Implications and Theoretical Considerations
These findings reveal both the promise and limitation of agentic refactoring in production OSS workflows:
- Engineering Workflows: High merge rates, despite static-analysis regressions, expose a need for more robust tool-in-the-loop enforcement. Automated gating—integrating both quality and security analysis in pre-merge workflows—could align agentic code contributions with community standards and mitigate risk propagation.
- Metric-Driven Evaluation: The multidimensionality of code quality is poorly captured by test-passing alone—quality attribute assessment and static-analysis signals (particularly maintainability and modularity) need to be foregrounded in LLM evaluation and development pipelines.

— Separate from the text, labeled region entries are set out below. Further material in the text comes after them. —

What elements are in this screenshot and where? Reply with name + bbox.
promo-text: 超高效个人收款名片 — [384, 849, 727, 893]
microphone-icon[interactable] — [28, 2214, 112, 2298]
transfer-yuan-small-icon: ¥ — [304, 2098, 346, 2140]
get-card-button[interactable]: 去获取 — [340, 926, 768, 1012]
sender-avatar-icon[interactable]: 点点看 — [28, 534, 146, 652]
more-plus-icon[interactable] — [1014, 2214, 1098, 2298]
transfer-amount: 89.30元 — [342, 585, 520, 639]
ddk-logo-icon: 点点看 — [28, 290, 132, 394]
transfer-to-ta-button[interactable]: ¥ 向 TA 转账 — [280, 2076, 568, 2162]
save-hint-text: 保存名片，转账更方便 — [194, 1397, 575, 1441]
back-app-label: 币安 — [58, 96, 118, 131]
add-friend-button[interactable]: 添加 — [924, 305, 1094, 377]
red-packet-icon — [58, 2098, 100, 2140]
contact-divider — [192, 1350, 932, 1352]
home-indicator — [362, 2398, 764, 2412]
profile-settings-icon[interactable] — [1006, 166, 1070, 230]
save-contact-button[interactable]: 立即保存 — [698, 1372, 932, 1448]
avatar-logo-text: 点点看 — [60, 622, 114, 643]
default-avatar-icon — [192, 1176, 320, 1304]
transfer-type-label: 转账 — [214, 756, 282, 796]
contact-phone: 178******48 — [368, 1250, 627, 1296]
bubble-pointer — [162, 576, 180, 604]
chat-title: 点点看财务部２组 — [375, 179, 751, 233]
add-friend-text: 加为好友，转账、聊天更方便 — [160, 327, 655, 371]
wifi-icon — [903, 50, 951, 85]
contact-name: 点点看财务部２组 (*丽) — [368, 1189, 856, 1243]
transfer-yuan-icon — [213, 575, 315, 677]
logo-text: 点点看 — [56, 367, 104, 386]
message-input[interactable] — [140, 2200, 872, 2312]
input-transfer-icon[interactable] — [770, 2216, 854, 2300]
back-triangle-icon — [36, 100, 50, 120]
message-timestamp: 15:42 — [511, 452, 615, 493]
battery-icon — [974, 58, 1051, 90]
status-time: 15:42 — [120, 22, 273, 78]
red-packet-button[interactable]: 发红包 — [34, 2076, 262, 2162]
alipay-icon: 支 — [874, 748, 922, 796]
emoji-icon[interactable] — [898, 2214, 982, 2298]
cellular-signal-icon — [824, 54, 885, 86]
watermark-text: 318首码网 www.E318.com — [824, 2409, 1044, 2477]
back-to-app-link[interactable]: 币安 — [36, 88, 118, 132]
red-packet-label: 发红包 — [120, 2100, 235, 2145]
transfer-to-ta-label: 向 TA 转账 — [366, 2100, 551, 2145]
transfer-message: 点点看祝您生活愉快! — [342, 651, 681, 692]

- Security Posture: While high-severity vulnerabilities are rare, persistent introduction of risky practices by agents highlights the necessity of integrating feedback-driven static analysis and active hardening of agentic code generation.
- Human-AI Review Synergy: The observed tolerance for regressions suggests reviewers prioritize net change over strict regression avoidance; further study of reviewer rationales and risk perception is warranted.
- Future Directions: A controlled comparison with human-authored refactoring in the same repositories could illuminate systematic differences, bias, and acceptance trends, enabling calibrations in both agent design and review strategy.
Conclusion
AI-generated Python refactoring PRs result in modest but consistent improvements in select software quality attributes. However, they introduce considerable churn in code-quality and, less frequently, security signals, with widespread developer acceptance in spite of regressions. The evidence supports the incorporation of advanced tool-based gating mechanisms for both quality and security and highlights the necessity of moving beyond functional correctness toward holistic quality assurance in agentic and LLM-driven software development workflows. The methodology and replication package established in this study provide a foundation for the ongoing empirical evaluation of automated code change agents in large-scale, real-world environments.
Reference: "Quality and Security Signals in AI-Generated Python Refactoring Pull Requests" (2605.21453).